Planning a website — whether it’s a brand-new build or a full redesign — is all about clarity. When you know what you want the site to accomplish, the entire process becomes smoother, faster, and more effective. Here are ten things worth thinking about before you dive in.
Every page should lead visitors somewhere: schedule a call, view your work, request a quote, join a newsletter — whatever matters most for your business. A strong CTA keeps people moving through your site instead of wandering.
Don’t make visitors search for your phone number or email. Keeping your contact point in the header, footer, or sidebar instantly removes friction.

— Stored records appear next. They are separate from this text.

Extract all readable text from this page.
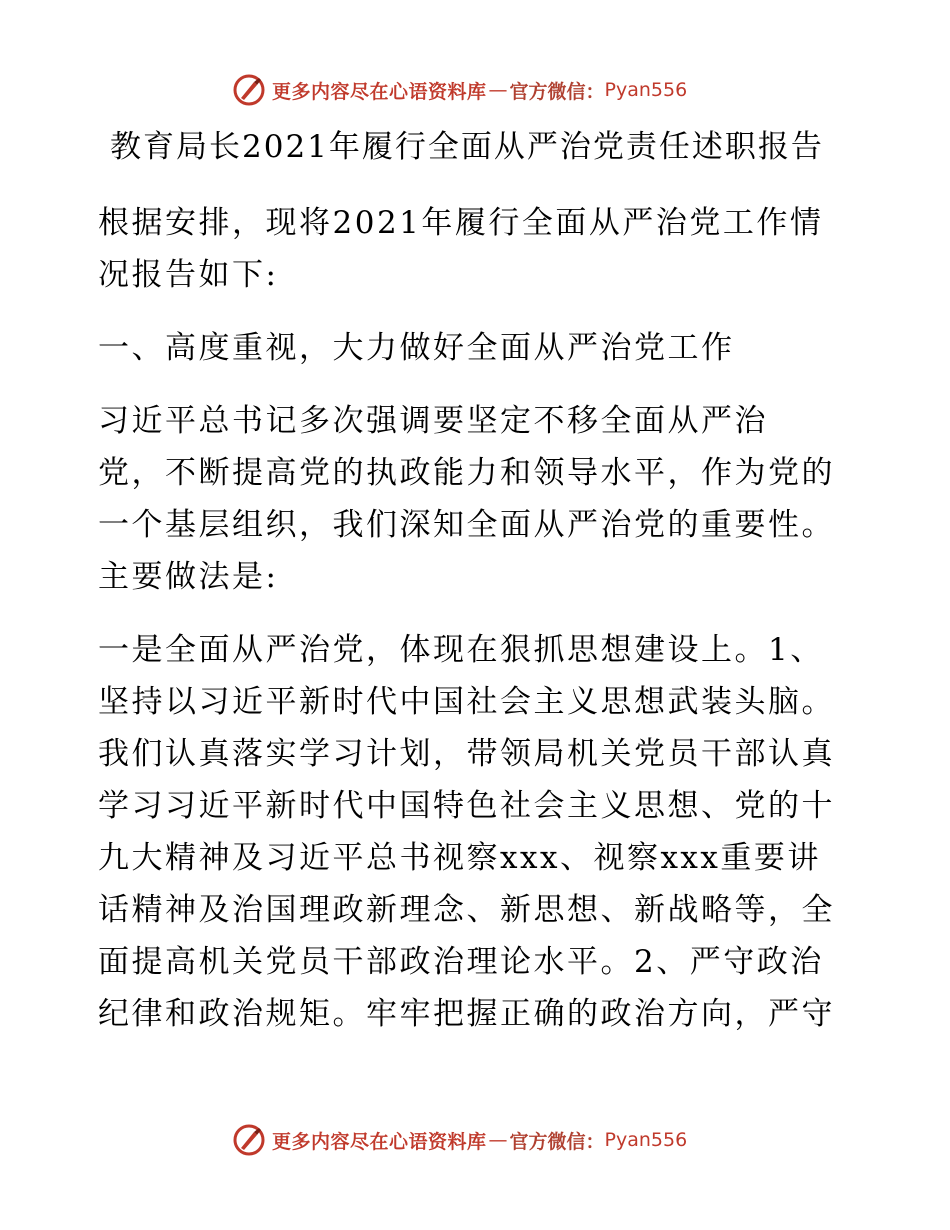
更多内容尽在心语资料库 — 官方微信： Pyan556
教育局长2021年履行全面从严治党责任述职报告

根据安排，现将2021年履行全面从严治党工作情
况报告如下:

一、高度重视，大力做好全面从严治党工作

习近平总书记多次强调要坚定不移全面从严治
党，不断提高党的执政能力和领导水平，作为党的
一个基层组织，我们深知全面从严治党的重要性。
主要做法是:

一是全面从严治党，体现在狠抓思想建设上。1、
坚持以习近平新时代中国社会主义思想武装头脑。
我们认真落实学习计划，带领局机关党员干部认真
学习习近平新时代中国特色社会主义思想、党的十
九大精神及习近平总书视察xxx、视察xxx重要讲
话精神及治国理政新理念、新思想、新战略等，全
面提高机关党员干部政治理论水平。2、严守政治
纪律和政治规矩。牢牢把握正确的政治方向，严守

更多内容尽在心语资料库 — 官方微信： Pyan556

A confused visitor leaves. Clean, intuitive navigation is one of the strongest UX factors you can get right. Nielsen Norman Group’s UX research also shows that predictable menu structures significantly improve task success and user satisfaction.
(https://www.nngroup.com/articles/ten-usability-heuristics/)
Big, sharp, relevant visuals add credibility and set the tone for your brand. Whether it's project photos, team shots, or industry-specific imagery, quality goes a long way.
Skip auto-playing music, intrusive popups, or anything that slows down the user experience. Let your content and services take center stage.
Outdated services, old announcements, and stale messaging make your website feel neglected. Keep copy fresh, factual, and aligned with your brand today — not two years ago.
This is the biggest unlock. Are you trying to get leads? Showcase case studies? Sell online? Educate? Once you know the primary purpose, the layout, content strategy, and user flow become much clearer.
Most users browse on their phones now. Google’s mobile-first indexing means the mobile version is the version used for ranking. A responsive, mobile-optimized website is essential for both users and SEO.
(Google Mobile-First Indexing Overview: https://developers.google.com/search/mobile-sites/mobile-first-indexing)
Sometimes an old website isn’t worth fixing — outdated platforms, poor structure, slow performance, or messy content can cost more to patch than rebuild. A fresh start lets you use modern tools, faster systems, and clean design.
If you want something truly polished — something that looks great and performs — bringing in a professional can save you a lot of time and frustration. The best results come from combining strategy, design, content, and development into one cohesive process.
A well-planned website doesn’t just look better — it works better.
Ahrefs backs this up in their guide on how structure, UX, and content organization directly influence organic search performance.
(https://ahrefs.com/blog/seo-web-design/)
Good planning sets the stage. Everything else builds on top of it.
Thinking through these ten points ensures your website is aligned with your goals, easy for visitors to use, and built to grow with your business. When you combine strategic planning with clean design and strong UX, you end up with a site that feels professional, performs well, and keeps people coming back.